The 18th hole, in particular, continues to be a point of controversy. O’Hair was among several players who suggested that the finishing hole would be better as a risk-reward par 5 instead of a brutish par 4. “That’d be more exciting for spectators,” he said.
Even at 471 yards, Ryan Moore (67) hit hybrid off 18 tee but was forced to lay up because he had 243 to the flag. “It almost takes 3-wood (off the tee) out of play,” he said. “They know it plays harder from up there.”
It is possible, Moore said, to hit driver off 18 tee and leave, say, a 7-iron into the green. “But you have to fit the tee shot in an 8-yard-wide fairway,” he said. “I was going for the percentages.”
In 2001, the last time the PGA was held at Atlanta Athletic Club, the 18th played 490 yards in the final round. With 209 to the hole, and staked to a one-shot lead, David Toms elected to lay up short of the pond that guards the green.
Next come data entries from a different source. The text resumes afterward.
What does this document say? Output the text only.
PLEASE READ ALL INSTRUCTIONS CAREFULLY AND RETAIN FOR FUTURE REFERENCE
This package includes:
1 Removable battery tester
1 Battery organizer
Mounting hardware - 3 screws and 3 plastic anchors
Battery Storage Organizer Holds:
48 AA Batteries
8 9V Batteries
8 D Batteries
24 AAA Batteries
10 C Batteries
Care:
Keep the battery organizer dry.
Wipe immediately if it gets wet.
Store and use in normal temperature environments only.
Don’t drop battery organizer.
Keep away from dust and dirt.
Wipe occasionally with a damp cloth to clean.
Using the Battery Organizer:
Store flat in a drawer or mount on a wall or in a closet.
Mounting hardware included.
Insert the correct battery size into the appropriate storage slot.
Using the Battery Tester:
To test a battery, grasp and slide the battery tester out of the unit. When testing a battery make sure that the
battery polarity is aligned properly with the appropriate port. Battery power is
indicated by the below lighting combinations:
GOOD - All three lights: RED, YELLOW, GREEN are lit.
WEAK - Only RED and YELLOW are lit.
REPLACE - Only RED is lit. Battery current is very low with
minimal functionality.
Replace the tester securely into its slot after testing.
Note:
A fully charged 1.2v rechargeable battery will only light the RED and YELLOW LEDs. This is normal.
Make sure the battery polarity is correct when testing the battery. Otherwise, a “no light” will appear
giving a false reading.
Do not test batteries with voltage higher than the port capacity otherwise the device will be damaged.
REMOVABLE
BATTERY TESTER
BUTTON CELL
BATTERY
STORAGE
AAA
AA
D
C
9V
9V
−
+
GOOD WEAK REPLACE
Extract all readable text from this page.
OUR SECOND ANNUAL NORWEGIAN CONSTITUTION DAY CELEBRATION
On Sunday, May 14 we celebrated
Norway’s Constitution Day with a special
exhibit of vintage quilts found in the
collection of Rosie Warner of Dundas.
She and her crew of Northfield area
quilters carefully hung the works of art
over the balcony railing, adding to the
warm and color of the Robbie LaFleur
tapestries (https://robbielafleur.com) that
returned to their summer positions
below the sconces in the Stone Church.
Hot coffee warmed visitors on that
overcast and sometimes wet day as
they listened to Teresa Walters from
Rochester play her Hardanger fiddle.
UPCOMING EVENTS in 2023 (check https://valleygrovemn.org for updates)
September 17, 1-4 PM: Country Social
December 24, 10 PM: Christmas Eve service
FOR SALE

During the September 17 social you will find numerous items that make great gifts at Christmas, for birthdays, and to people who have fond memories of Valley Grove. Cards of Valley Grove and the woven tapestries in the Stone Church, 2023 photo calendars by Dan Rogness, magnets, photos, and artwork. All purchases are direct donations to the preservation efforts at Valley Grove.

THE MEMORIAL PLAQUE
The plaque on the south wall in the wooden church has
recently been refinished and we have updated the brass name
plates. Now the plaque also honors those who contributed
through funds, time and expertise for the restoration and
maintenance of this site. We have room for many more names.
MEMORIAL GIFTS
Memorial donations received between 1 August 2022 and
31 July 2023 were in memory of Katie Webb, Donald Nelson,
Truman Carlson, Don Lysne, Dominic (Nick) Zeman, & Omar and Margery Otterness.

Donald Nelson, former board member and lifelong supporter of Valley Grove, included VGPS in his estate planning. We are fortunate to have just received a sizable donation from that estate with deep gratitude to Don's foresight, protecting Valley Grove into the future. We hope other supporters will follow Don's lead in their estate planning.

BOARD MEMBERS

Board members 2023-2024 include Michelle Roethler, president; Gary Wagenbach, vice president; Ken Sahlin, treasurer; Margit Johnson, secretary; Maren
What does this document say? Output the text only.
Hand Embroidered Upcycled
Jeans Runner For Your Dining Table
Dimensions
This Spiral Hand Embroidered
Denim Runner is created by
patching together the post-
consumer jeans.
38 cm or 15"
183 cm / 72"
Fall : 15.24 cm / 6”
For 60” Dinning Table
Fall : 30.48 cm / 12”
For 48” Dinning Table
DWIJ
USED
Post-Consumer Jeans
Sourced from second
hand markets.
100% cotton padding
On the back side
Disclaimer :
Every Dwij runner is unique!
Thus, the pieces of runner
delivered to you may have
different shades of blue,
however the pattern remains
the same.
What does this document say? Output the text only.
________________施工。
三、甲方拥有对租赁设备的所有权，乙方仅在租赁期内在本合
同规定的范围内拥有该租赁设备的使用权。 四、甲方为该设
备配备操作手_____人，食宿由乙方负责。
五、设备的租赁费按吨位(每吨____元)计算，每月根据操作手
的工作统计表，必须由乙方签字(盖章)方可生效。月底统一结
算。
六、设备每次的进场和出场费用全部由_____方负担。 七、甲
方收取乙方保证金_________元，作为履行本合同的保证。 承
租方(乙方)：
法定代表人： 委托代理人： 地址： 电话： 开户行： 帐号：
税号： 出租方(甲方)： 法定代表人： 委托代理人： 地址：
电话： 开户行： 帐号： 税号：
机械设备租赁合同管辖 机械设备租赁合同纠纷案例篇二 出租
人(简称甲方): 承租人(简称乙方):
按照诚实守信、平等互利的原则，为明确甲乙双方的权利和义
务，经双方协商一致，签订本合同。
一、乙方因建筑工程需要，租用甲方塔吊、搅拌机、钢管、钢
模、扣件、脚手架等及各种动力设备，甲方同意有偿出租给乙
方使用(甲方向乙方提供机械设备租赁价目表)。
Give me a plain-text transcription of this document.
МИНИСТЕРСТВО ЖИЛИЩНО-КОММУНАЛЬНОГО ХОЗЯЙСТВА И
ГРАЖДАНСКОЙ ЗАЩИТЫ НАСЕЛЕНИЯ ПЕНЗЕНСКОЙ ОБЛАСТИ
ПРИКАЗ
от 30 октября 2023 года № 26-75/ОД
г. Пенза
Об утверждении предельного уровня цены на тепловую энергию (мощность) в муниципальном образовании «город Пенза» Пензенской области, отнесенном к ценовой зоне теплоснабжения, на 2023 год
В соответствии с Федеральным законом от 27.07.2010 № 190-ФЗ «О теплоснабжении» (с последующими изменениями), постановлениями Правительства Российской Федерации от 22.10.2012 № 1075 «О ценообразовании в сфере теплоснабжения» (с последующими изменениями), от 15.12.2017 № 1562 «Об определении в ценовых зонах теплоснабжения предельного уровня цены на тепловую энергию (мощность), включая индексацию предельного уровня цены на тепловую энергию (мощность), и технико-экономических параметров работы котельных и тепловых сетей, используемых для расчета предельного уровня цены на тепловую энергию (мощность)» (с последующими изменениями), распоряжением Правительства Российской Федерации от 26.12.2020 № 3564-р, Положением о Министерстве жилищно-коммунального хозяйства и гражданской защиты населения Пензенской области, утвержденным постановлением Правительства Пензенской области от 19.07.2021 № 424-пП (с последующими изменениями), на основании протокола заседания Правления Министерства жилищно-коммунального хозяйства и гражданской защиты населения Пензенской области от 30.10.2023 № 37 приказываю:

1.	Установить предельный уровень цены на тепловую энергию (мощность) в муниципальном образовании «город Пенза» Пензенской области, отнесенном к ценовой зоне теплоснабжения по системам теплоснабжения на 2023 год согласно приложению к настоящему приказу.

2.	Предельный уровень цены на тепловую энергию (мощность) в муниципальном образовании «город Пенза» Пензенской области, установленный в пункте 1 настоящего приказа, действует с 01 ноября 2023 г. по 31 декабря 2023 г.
He wedged on, then sank the par putt to edge Phil Mickelson by a shot.
Such a scenario could play out this evening, too.
As for the other setup changes for the final round, O’Hair said it was evident “they wanted to make sure there were more birdies out there,” but cautioned that a few of the pins were on ridges or “hogbacks,” which made it more difficult to put iron shots close. The temperatures Sunday aren’t as blistering -- a high of 89, instead of 94 -- but the wind has picked up a bit, blowing consistently at 15 mph.
“It definitely makes you think a little bit,” O’Hair said.